English English Indonesian Indonesian
oleh

KA Sulsel, Simbol Kemajuan Peradaban

(tanggapan tulisan Hasrullah)

OLEH: Muh. Iqbal Latief, Dosen Sosiologi FISIP Unhas

Membaca tulisan Dr Hasrullah pakar komunikasi Unhas dalam rubrik Podium, Harian FAJAR Rabu (10/8), tentang kisruh pembangunan Kereta Api (KA) di Sulsel – sangat sarkastis menohok kebijakan Wali Kota Makassar Danny Pomanto (DP) yang terkesan menghalang-halangi keberlanjutan pembangunan KA Sulsel sampai ke Makassar.

Tulisan Hasrullah yang bertitel “Wali Kota: Polemik Lagi?”, terkesan sangat menyayangkan sikap Wali Kota DP yang tidak ingin KA Sulsel tembus ke Makassar dengan menggunakan jalur darat (at grade). Danny malah ngotot dengan penggunaan rel layang (elevated), karena desain KA Sulsel tersebut melanggar tata ruang kota dan Perda No.4 tahun 2015 tentang Tata Ruang Kota Makassar. Padahal Pemprov Sulsel telah membuat Surat Keputusan (SK) Penetapan Lokasi Pembangunan  Rel KA  untuk segmen E Maros – Makassar. Artinya, proses pembangunan KA Maros ke Makassar tidak boleh tertunda karena alasan teknis. Apalagi legislator (DPRD) Makassar pada pemberitaan media massa beberapa waktu lalu, sudah mewanti-wanti agar proses pembebasan lahan untuk KA dari  Maros  ke Makassar, harus segera diselesaikan.

“Sudah tersedia dana pembebasan lahan Rp1,2 triliun, kalau tidak dimanfaatkan hanya karena masalah administratif teknis, bisa saja dana tersebut ditarik kembali ke pusat. Kalau ditarik dana tersebut, maka tidak ada jaminan akan dianggarkan kembali pada tahun 2023, 2024 atau 2025. Lantas, siapa yang rugi?”, demikian Ketua DPRD Makassar Rudianto Lallo SH pada penjelasannya yang dikutip media massa.

Karena itu, polemik antara Wali Kota DP dan Gubernur Sulsel A. Sudirman Sulaiman sebagaimana yang dilansir media massa beberapa hari belakangan ini, mengesankan adanya komunikasi yang “terputus”. Apalagi dari perspektif sosiologis, fenomena ini sangat tidak elok karena akan membuat masyarakat bingung bahkan bisa jadi muak melihat tingkah pemimpinnya yang mempertahankan arogansinya.
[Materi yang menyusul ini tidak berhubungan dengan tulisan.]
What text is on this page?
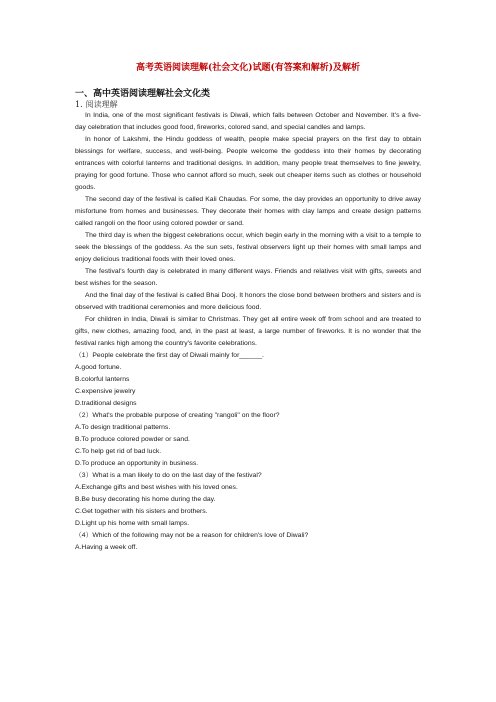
高考英语阅读理解(社会文化)试题(有答案和解析)及解析
一、高中英语阅读理解社会文化类
1. 阅读理解

In India, one of the most significant festivals is Diwali, which falls between October and November. It's a five-day celebration that includes good food, fireworks, colored sand, and special candles and lamps.

In honor of Lakshmi, the Hindu goddess of wealth, people make special prayers on the first day to obtain blessings for welfare, success, and well-being. People welcome the goddess into their homes by decorating entrances with colorful lanterns and traditional designs. In addition, many people treat themselves to fine jewelry, praying for good fortune. Those who cannot afford so much, seek out cheaper items such as clothes or household goods.

The second day of the festival is called Kali Chaudas. For some, the day provides an opportunity to drive away misfortune from homes and businesses. They decorate their homes with clay lamps and create design patterns called rangoli on the floor using colored powder or sand.

The third day is when the biggest celebrations occur, which begin early in the morning with a visit to a temple to seek the blessings of the goddess. As the sun sets, festival observers light up their homes with small lamps and enjoy delicious traditional foods with their loved ones.

The festival's fourth day is celebrated in many different ways. Friends and relatives visit with gifts, sweets and best wishes for the season.

And the final day of the festival is called Bhai Dooj. It honors the close bond between brothers and sisters and is observed with traditional ceremonies and more delicious food.

For children in India, Diwali is similar to Christmas. They get all entire week off from school and are treated to gifts, new clothes, amazing food, and, in the past at least, a large number of fireworks. It is no wonder that the festival ranks high among the country's favorite celebrations.

（1）People celebrate the first day of Diwali mainly for______.

A.good fortune.

B.colorful lanterns

C.expensive jewelry

D.traditional designs

（2）What's the probable purpose of creating "rangoli" on the floor?

A.To design traditional patterns.

B.To produce colored powder or sand.

C.To help get rid of bad luck.

D.To produce an opportunity in business.

（3）What is a man likely to do on the last day of the festival?

A.Exchange gifts and best wishes with his loved ones.

B.Be busy decorating his home during the day.

C.Get together with his sisters and brothers.

D.Light up his home with small lamps.

（4）Which of the following may not be a reason for children's love of Diwali?

A.Having a week off.
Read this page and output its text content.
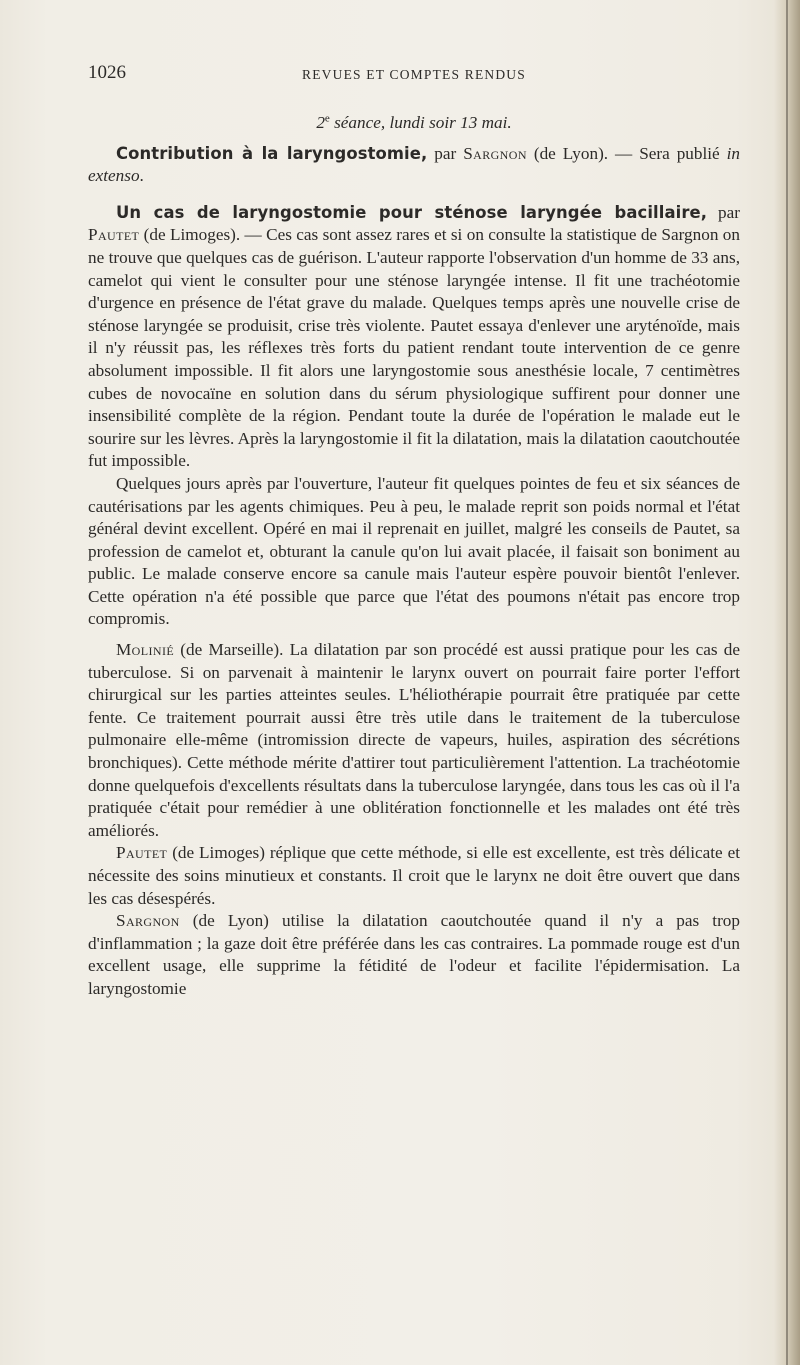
1026	REVUES ET COMPTES RENDUS
2e séance, lundi soir 13 mai.

Contribution à la laryngostomie, par Sargnon (de Lyon). — Sera publié in extenso.

Un cas de laryngostomie pour sténose laryngée bacillaire, par Pautet (de Limoges). — Ces cas sont assez rares et si on consulte la statistique de Sargnon on ne trouve que quelques cas de guérison. L'auteur rapporte l'observation d'un homme de 33 ans, camelot qui vient le consulter pour une sténose laryngée intense. Il fit une trachéotomie d'urgence en présence de l'état grave du malade. Quelques temps après une nouvelle crise de sténose laryngée se produisit, crise très violente. Pautet essaya d'enlever une aryténoïde, mais il n'y réussit pas, les réflexes très forts du patient rendant toute intervention de ce genre absolument impossible. Il fit alors une laryngostomie sous anesthésie locale, 7 centimètres cubes de novocaïne en solution dans du sérum physiologique suffirent pour donner une insensibilité complète de la région. Pendant toute la durée de l'opération le malade eut le sourire sur les lèvres. Après la laryngostomie il fit la dilatation, mais la dilatation caoutchoutée fut impossible.

Quelques jours après par l'ouverture, l'auteur fit quelques pointes de feu et six séances de cautérisations par les agents chimiques. Peu à peu, le malade reprit son poids normal et l'état général devint excellent. Opéré en mai il reprenait en juillet, malgré les conseils de Pautet, sa profession de camelot et, obturant la canule qu'on lui avait placée, il faisait son boniment au public. Le malade conserve encore sa canule mais l'auteur espère pouvoir bientôt l'enlever. Cette opération n'a été possible que parce que l'état des poumons n'était pas encore trop compromis.

Molinié (de Marseille). La dilatation par son procédé est aussi pratique pour les cas de tuberculose. Si on parvenait à maintenir le larynx ouvert on pourrait faire porter l'effort chirurgical sur les parties atteintes seules. L'héliothérapie pourrait être pratiquée par cette fente. Ce traitement pourrait aussi être très utile dans le traitement de la tuberculose pulmonaire elle-même (intromission directe de vapeurs, huiles, aspiration des sécrétions bronchiques). Cette méthode mérite d'attirer tout particulièrement l'attention. La trachéotomie donne quelquefois d'excellents résultats dans la tuberculose laryngée, dans tous les cas où il l'a pratiquée c'était pour remédier à une oblitération fonctionnelle et les malades ont été très améliorés.

Pautet (de Limoges) réplique que cette méthode, si elle est excellente, est très délicate et nécessite des soins minutieux et constants. Il croit que le larynx ne doit être ouvert que dans les cas désespérés.

Sargnon (de Lyon) utilise la dilatation caoutchoutée quand il n'y a pas trop d'inflammation ; la gaze doit être préférée dans les cas contraires. La pommade rouge est d'un excellent usage, elle supprime la fétidité de l'odeur et facilite l'épidermisation. La laryngostomie
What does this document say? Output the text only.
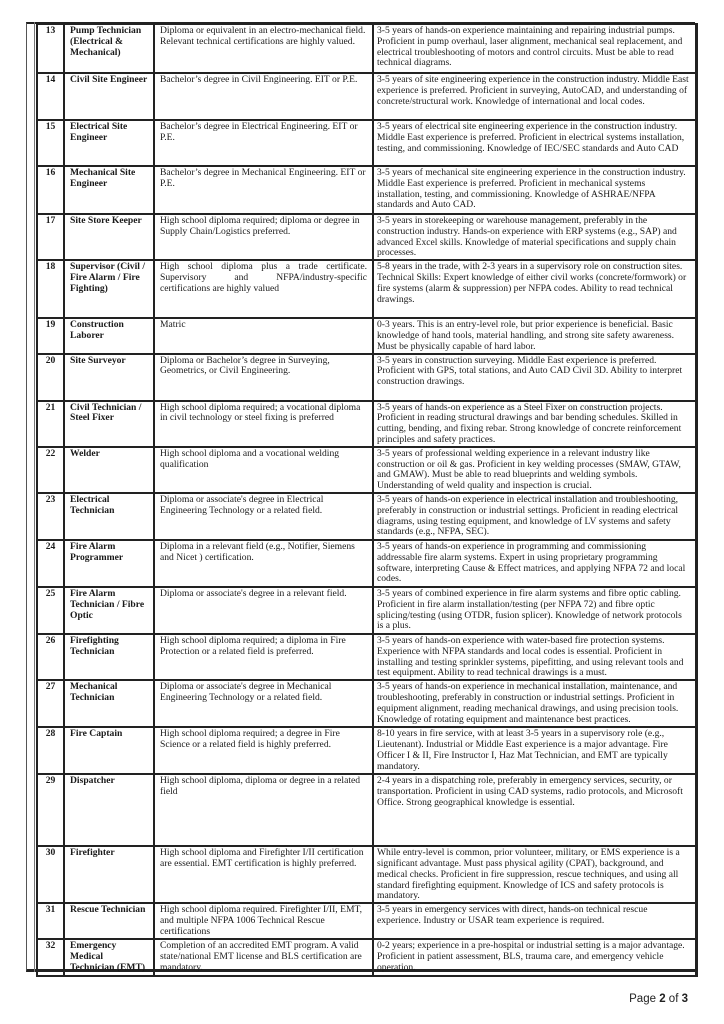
13	Pump Technician (Electrical & Mechanical)	Diploma or equivalent in an electro-mechanical field. Relevant technical certifications are highly valued.	3-5 years of hands-on experience maintaining and repairing industrial pumps. Proficient in pump overhaul, laser alignment, mechanical seal replacement, and electrical troubleshooting of motors and control circuits. Must be able to read technical diagrams.
14	Civil Site Engineer	Bachelor’s degree in Civil Engineering. EIT or P.E.	3-5 years of site engineering experience in the construction industry. Middle East experience is preferred. Proficient in surveying, AutoCAD, and understanding of concrete/structural work. Knowledge of international and local codes.
15	Electrical Site Engineer	Bachelor’s degree in Electrical Engineering. EIT or P.E.	3-5 years of electrical site engineering experience in the construction industry. Middle East experience is preferred. Proficient in electrical systems installation, testing, and commissioning. Knowledge of IEC/SEC standards and Auto CAD
16	Mechanical Site Engineer	Bachelor’s degree in Mechanical Engineering. EIT or P.E.	3-5 years of mechanical site engineering experience in the construction industry. Middle East experience is preferred. Proficient in mechanical systems installation, testing, and commissioning. Knowledge of ASHRAE/NFPA standards and Auto CAD.
17	Site Store Keeper	High school diploma required; diploma or degree in Supply Chain/Logistics preferred.	3-5 years in storekeeping or warehouse management, preferably in the construction industry. Hands-on experience with ERP systems (e.g., SAP) and advanced Excel skills. Knowledge of material specifications and supply chain processes.
18	Supervisor (Civil / Fire Alarm / Fire Fighting)	High school diploma plus a trade certificate. Supervisory and NFPA/industry-specific certifications are highly valued	5-8 years in the trade, with 2-3 years in a supervisory role on construction sites.
Technical Skills: Expert knowledge of either civil works (concrete/formwork) or fire systems (alarm & suppression) per NFPA codes. Ability to read technical drawings.

19	Construction Laborer	Matric	0-3 years. This is an entry-level role, but prior experience is beneficial. Basic knowledge of hand tools, material handling, and strong site safety awareness. Must be physically capable of hard labor.
20	Site Surveyor	Diploma or Bachelor’s degree in Surveying, Geometrics, or Civil Engineering.	3-5 years in construction surveying. Middle East experience is preferred. Proficient with GPS, total stations, and Auto CAD Civil 3D. Ability to interpret construction drawings.
21	Civil Technician / Steel Fixer	High school diploma required; a vocational diploma in civil technology or steel fixing is preferred	3-5 years of hands-on experience as a Steel Fixer on construction projects. Proficient in reading structural drawings and bar bending schedules. Skilled in cutting, bending, and fixing rebar. Strong knowledge of concrete reinforcement principles and safety practices.
22	Welder	High school diploma and a vocational welding qualification	3-5 years of professional welding experience in a relevant industry like construction or oil & gas. Proficient in key welding processes (SMAW, GTAW, and GMAW). Must be able to read blueprints and welding symbols. Understanding of weld quality and inspection is crucial.
23	Electrical Technician	Diploma or associate's degree in Electrical Engineering Technology or a related field.	3-5 years of hands-on experience in electrical installation and troubleshooting, preferably in construction or industrial settings. Proficient in reading electrical diagrams, using testing equipment, and knowledge of LV systems and safety standards (e.g., NFPA, SEC).
24	Fire Alarm Programmer	Diploma in a relevant field (e.g., Notifier, Siemens and Nicet ) certification.	3-5 years of hands-on experience in programming and commissioning addressable fire alarm systems. Expert in using proprietary programming software, interpreting Cause & Effect matrices, and applying NFPA 72 and local codes.
25	Fire Alarm Technician / Fibre Optic	Diploma or associate's degree in a relevant field.	3-5 years of combined experience in fire alarm systems and fibre optic cabling. Proficient in fire alarm installation/testing (per NFPA 72) and fibre optic splicing/testing (using OTDR, fusion splicer). Knowledge of network protocols is a plus.
26	Firefighting Technician	High school diploma required; a diploma in Fire Protection or a related field is preferred.	3-5 years of hands-on experience with water-based fire protection systems. Experience with NFPA standards and local codes is essential. Proficient in installing and testing sprinkler systems, pipefitting, and using relevant tools and test equipment. Ability to read technical drawings is a must.
27	Mechanical Technician	Diploma or associate's degree in Mechanical Engineering Technology or a related field.	3-5 years of hands-on experience in mechanical installation, maintenance, and troubleshooting, preferably in construction or industrial settings. Proficient in equipment alignment, reading mechanical drawings, and using precision tools. Knowledge of rotating equipment and maintenance best practices.
28	Fire Captain	High school diploma required; a degree in Fire Science or a related field is highly preferred.	8-10 years in fire service, with at least 3-5 years in a supervisory role (e.g., Lieutenant). Industrial or Middle East experience is a major advantage. Fire Officer I & II, Fire Instructor I, Haz Mat Technician, and EMT are typically mandatory.
29	Dispatcher	High school diploma, diploma or degree in a related field	2-4 years in a dispatching role, preferably in emergency services, security, or transportation. Proficient in using CAD systems, radio protocols, and Microsoft Office. Strong geographical knowledge is essential.
30	Firefighter	High school diploma and Firefighter I/II certification are essential. EMT certification is highly preferred.	While entry-level is common, prior volunteer, military, or EMS experience is a significant advantage. Must pass physical agility (CPAT), background, and medical checks. Proficient in fire suppression, rescue techniques, and using all standard firefighting equipment. Knowledge of ICS and safety protocols is mandatory.
31	Rescue Technician	High school diploma required. Firefighter I/II, EMT, and multiple NFPA 1006 Technical Rescue certifications	3-5 years in emergency services with direct, hands-on technical rescue experience. Industry or USAR team experience is required.
32	Emergency Medical Technician (EMT)	Completion of an accredited EMT program. A valid state/national EMT license and BLS certification are mandatory.	0-2 years; experience in a pre-hospital or industrial setting is a major advantage. Proficient in patient assessment, BLS, trauma care, and emergency vehicle operation.
Page 2 of 3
Jika merunut ke belakang, harus dipahami bahwa impian untuk memperoleh moda transportasi Kereta Api, sudah menjadi rindu yang tak tertahankan dan bersemayam di setiap hati masyarakat Sulsel. Perjuangan ini, bukan hal yang main-main karena studi kelayakan pembangunan KA Sulsel sudah dilaksanakan sejak tahun 2001. Nanti tahun 2015, pembangunan konstruksinya baru dimulai. Anggaran yang dialokasikan juga sedikit, sejumlah Rp8 Triliun yang semuanya dari dana masyarakat (APBN). Masa penantian 14 tahun ini, memunculkan secercah harapan. Proses pembangunan rel KA juga sudah berlangsung lebih kurang 7 tahun dan kini tinggal menembuskan ke Makassar. Kalau membaca desain besar penyelesaiaan pembangunan KA Sulsel, maka diharapkan tahun 2024 –masyarakat Sulsel menikmati berkereta api dari Makassar ke Parepare.

Harus juga dipahami bahwa, kehadiran KA di Sulsel adalah bentuk lain dari munculnya peradaban baru di Sulsel. Karena itu, tidak berlebihan jika KA Sulsel adalah simbol kemajuan peradaban masyarakat Sulsel dan Kawasan Timur Indonesia. Apalagi dalam sejarah transportasi di Indonesia, kita masih relatif terkebelakang. Kereta Api sudah berpuluh tahun menjadi transportasi yang digemari masyarakat di Pulau Jawa dan Sumatera, dan telah menjadi bagian dari kemajuan dan peradaban rakyat di Jawa dan Sumatera. Di Jawa, sudah terhampar rel (bantalan) KA sepanjang 6.324 kilometer dan di Sumatera sepanjang 1.835 kilometer (data Ditjen Perkeretaapian Kemenhub).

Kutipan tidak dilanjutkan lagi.